Uap kecil dalam sebuah mug mewakili bagian penting dalam sejarah kehidupannya. Jejak-jejak pengakuan yang menahun hanya memakan spasi dalam ingatan dan tulisan. Bersama musim panas, musim hujan dan musim lainnya yang tidak pernah terlewat satupun tanpa sebuah nama.
Adalah bulan juni terakhir yang bisa ia nikmati dengan berpura-pura memiliki apa yang menjadi milik orang lain, dibalut kepura-puraan, bersembunyi di balik senyum seorang teman, untuk kali terakhir ia benar-benar melakukannya.
Tanda titik mengakhiri proklamasinya sore itu, pada sebuah kalimat penutup di lembar paling belakang yang sejujurnya ingin ia teriakkan dengan lantang;
Saya cinta kamu.
**
Bulan juni pertama ia menemukan perempuan itu, di kelas dua SMA. Perempuan bernama Raia, yang pronounsasi namanya-pun hampir mirip dengannya. Perempuan kecil dengan rambut sebahu dan sebuah kacamata yang bertengger melindungi mata indahnya.
Tidak ada hal istimewa yang seharusnya menjadi dasar untuk menyukai Raia. Tidak sampai suatu hari Raia memergokinya menangis setelah seminggu memasuki ajaran baru. Menjelang petang, setelah menghabiskan waktu dengan ekstakulikuler basket, Arya kembali ke kelas, menangis karena merasa menyesal menuruti tuntutan keluarganya untuk masuk jurusan IPS, dan jutaan beban lain dipundaknya yang hanya dimengerti oleh ia sendiri.
Arya tidak menangis seperti perempuan, ia hanya terisak kecil—tidak selaras dengan kaus basket yang membuatnya terlihat tangguh. Ia bahkan tidak menyadari Raia sudah duduk disebelahnya, menyodorkan sebuah saputangan tanpa mengatakan apa-apa. Dan pada petang itu, di Kelas yang hanya terisi oleh mereka berdua, detak jantung yang seirama dengan detik jarum jam pada satu petang, satu senti bermula oleh hal yang amat sederhana, Arya jatuh cinta.

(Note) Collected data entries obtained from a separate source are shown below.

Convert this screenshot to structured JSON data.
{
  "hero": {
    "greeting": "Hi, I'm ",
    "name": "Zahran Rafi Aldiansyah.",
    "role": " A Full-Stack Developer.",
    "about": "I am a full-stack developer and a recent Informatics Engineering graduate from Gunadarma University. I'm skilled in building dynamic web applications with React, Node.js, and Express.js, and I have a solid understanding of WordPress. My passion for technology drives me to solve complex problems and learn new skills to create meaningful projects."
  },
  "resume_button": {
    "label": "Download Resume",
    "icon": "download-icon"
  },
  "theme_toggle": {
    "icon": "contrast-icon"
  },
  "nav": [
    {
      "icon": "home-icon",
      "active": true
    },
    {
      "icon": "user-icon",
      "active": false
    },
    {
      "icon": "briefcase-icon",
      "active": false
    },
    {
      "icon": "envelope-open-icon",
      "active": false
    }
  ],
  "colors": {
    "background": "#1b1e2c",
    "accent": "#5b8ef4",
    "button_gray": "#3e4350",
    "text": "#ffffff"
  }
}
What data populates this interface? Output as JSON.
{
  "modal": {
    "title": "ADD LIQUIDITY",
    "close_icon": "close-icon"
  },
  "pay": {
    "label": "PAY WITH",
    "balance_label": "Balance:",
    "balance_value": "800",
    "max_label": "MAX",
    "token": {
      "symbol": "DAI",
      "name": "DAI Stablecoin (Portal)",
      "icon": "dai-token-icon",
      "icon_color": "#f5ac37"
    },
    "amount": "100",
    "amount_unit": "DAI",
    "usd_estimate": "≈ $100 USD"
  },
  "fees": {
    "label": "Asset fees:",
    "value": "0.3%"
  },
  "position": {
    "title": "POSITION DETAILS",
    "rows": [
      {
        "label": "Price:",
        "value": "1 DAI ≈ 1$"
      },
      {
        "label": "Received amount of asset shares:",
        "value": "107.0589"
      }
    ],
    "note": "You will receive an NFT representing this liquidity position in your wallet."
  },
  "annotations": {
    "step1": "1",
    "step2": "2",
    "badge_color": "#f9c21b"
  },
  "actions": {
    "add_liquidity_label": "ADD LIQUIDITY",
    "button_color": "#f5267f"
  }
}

Bulan juni kedua, mereka sibuk mempersiapkan Ujian Nasional dan aplikasi memasuki perguruan tinggi. Tidak ada yang berubah pada hubungan Arya dan Raia dua tahun setelahnya, stagnansi pada sebuah siklus bernama teman sekelas yang hanya bertukar tiga sampai empat kata dalam sehari. Satu hal yang tidak pernah diketahui adalah, Arya masih menggenggam sebuah perasaan pada Raia yang urung ia ungkapkan bahkan setelah mereka berpisah karena melanjutkan pendidikan tinggi di universitas berbeda. Raia menetap di Indonesia, sedangkan Ia pergi ke Eropa.
Bulan juni ketiga, Arya pulang ke Indonesia untuk menghadiri agenda sakral yang diam-diam ia simpan dalam post it dan notes ponselnya. Sebuah reuni. Arya dan teman-temannya bertukar kabar, saling melempar miliaran kata rindu, berbagi cerita yang berjam-jam melesat ke udara. Tapi, Arya tidak menemukan Raia. Perempuan itu sedang melakukan ekspedisi ke daerah pedalaman untuk berbagi ilmu pada anak-anak, begitu kata salah satu teman sekelas Arya. Dan sekali lagi, Arya harus menitipkan rindu itu pada angin yang berhilir, menitipkan pesan pada awan gempal yang berarak berharap tersampaikan.
Bulan juni keempat dan kelima terlewati dengan rutinitas biasa. Arya seperti laki-laki dewasa pada umumnya, berkencan, menyalurkan hobi, traveling dan ratusan aktivitas lainnya. Tapi idak satu haripun melewatkan kesempatan untuk berbagi rindu pada malam, dan sekecil ingatan tentang seorang perempuan yang menahun masih ada di sudut kecil hatinya, enggan untuk pergi.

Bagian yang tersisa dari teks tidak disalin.